Em “Friends“, temos a cena do casamento entre Carol Willick (Jane Sibbett) e Susan Brunch (Jessica Hecht). As duas elegantes noivas não se pareciam em nada com lésbicas estereotipadas. Essas cenas poderiam insinuar que mesmo garotas que “não parecem lésbicas” são. Um dos problemas do casal gay de “Friends” é justamente o fato de parecer que elas nunca faziam sexo e também não tinham amigas.

Já o casal de lésbicas de “Louco por Você“, Debbie Buchman (Robin Bartlett) e Joan Golfinos (Suzie Plakson), assim como o casal formado por Marla (Morgan Fairchild) e Nancy Bartlett Thomas (Sandra Bernhard) na série original “Roseanne” (1988-1997), também trazem representações ou corpos consumíveis, ou seja, como os corpos das mulheres heterossexuais exibidos em revistas femininas. As duas séries também devem voltar às telinhas em breve.

representação lésbica nos anos 90
Carol e Susan em “Friends” (Imagem: reprodução)
representação lésbica nos anos 90
Debbie e Joan em “Louco por Você” (Imagem: reprodução)
representação lésbica nos anos 90
Marlo e Nancy em “Roseanne” (Imagem: reprodução)
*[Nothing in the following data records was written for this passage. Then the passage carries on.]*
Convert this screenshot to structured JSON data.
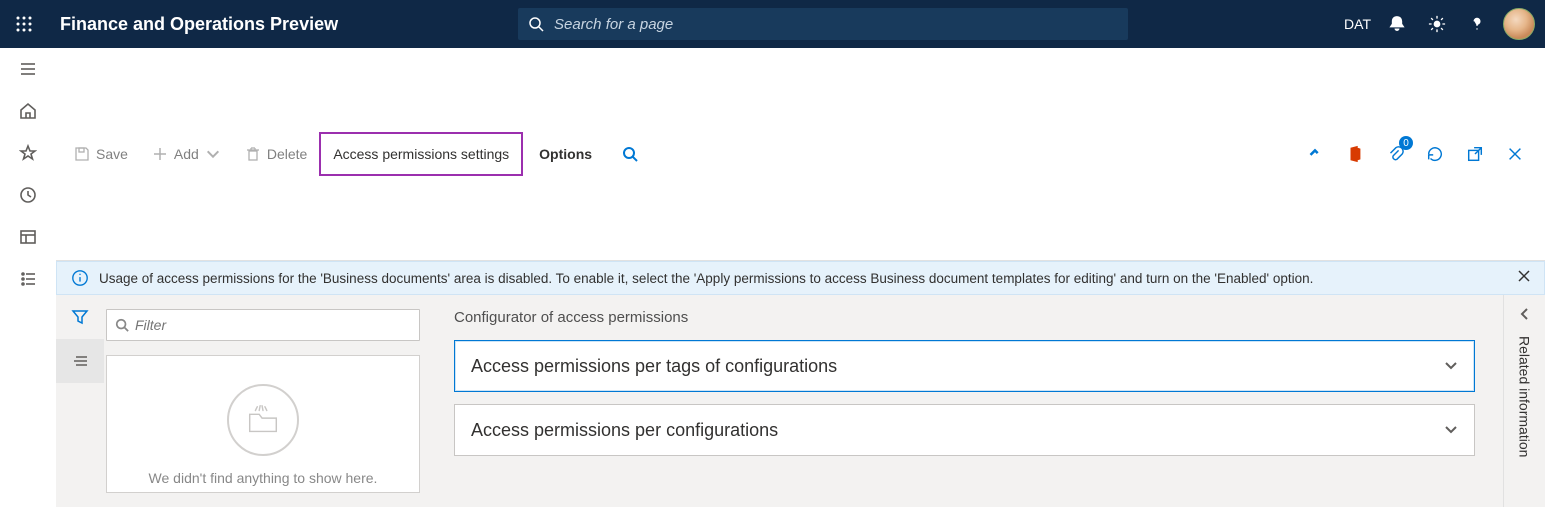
{
  "header": {
    "app_title": "Finance and Operations Preview",
    "search_placeholder": "Search for a page",
    "company_code": "DAT"
  },
  "actionbar": {
    "save": "Save",
    "add": "Add",
    "delete": "Delete",
    "access_permissions_settings": "Access permissions settings",
    "options": "Options",
    "attachment_count": "0"
  },
  "infobar": {
    "message": "Usage of access permissions for the 'Business documents' area is disabled. To enable it, select the 'Apply permissions to access Business document templates for editing' and turn on the 'Enabled' option."
  },
  "list": {
    "filter_placeholder": "Filter",
    "empty_message": "We didn't find anything to show here."
  },
  "detail": {
    "title": "Configurator of access permissions",
    "sections": [
      {
        "label": "Access permissions per tags of configurations"
      },
      {
        "label": "Access permissions per configurations"
      }
    ]
  },
  "right_rail": {
    "label": "Related information"
  }
}
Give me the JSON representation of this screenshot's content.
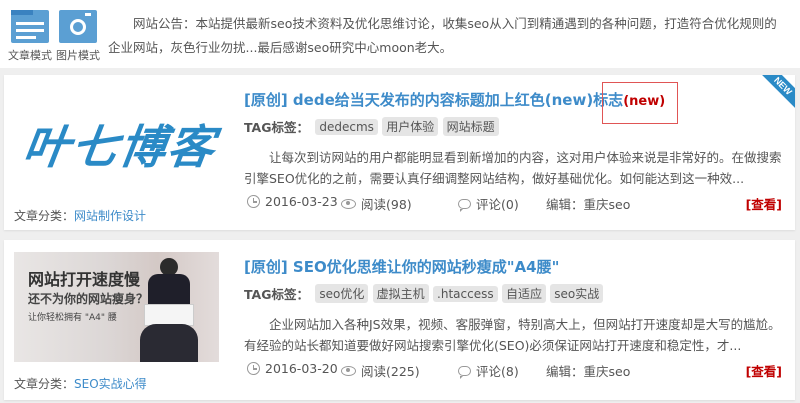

Por outro lado, um filme considerado um bom exemplo de uma representação mais diversificada é “Ligadas pelo Desejo” (1996). Nele, Jennifer Tilly é Violet, a femme do casal, enquanto Gina Gershon é a sexy-butch, Corky, que consegue ser “masculina”, conectada à classe trabalhadora por causa da sua forma de se vestir e pelo o fato de ser pintora de parede e bombeira hidráulica, e “feminina”, ao mesmo tempo, por causa dos lábios carnudos e sensuais, pelo olhar e pela interpretação da atriz. Além disso, é o corpo de Gershon que aparece totalmente nu no filme, não o da femme Violet.

lésbica
Corky e Violet em “Ligadas pelo Desejo” (Imagem: reprodução)

A fixação do homem heterossexual em mudar a sexualidade de uma lésbica

Em “Procura-se Amy” (Kevin Smith, 1997), um autor de revista em quadrinhos, Holden McNeil (Ben Affleck), se interessa por outra desenhista Alyssa Jones (Joey Lauren Adams), descobre que ela é homossexual e a persegue até que ficam juntos/as e apaixonados/as para logo terminarem. O filme recebeu críticas positivas como sendo um retrato honesto de como o amor ultrapassa todos os limites. O que pode ter atraído a audiência comercial foi a mensagem: “Não é quem você ama, mas como” ou o fato dos telespectadores se identificarem com a possibilidade de seduzir uma lésbica, através do personagem Holden.

A personagem de Alyssa é uma mulher loira, pequena e de voz infantil. Logo, Holden descobre que ela é gay, mas diz que “ela é lésbica, mas ela não pode ser lésbica”. Então, o filme pode induzir a audiência a pensar o mesmo (“essa mulher tão atraente não pode ser lésbica”) e a atriz não é lésbica na vida real; Smith baseou-se no seu relacionamento com Adams para a realização do filme e este era um dos problemas que continuaram acontecendo nos anos 90: a representação de personagens lésbicas tinha sempre um “mas” e aquela história de que uma lésbica sempre pode não ser ou deixar de ser uma lésbica.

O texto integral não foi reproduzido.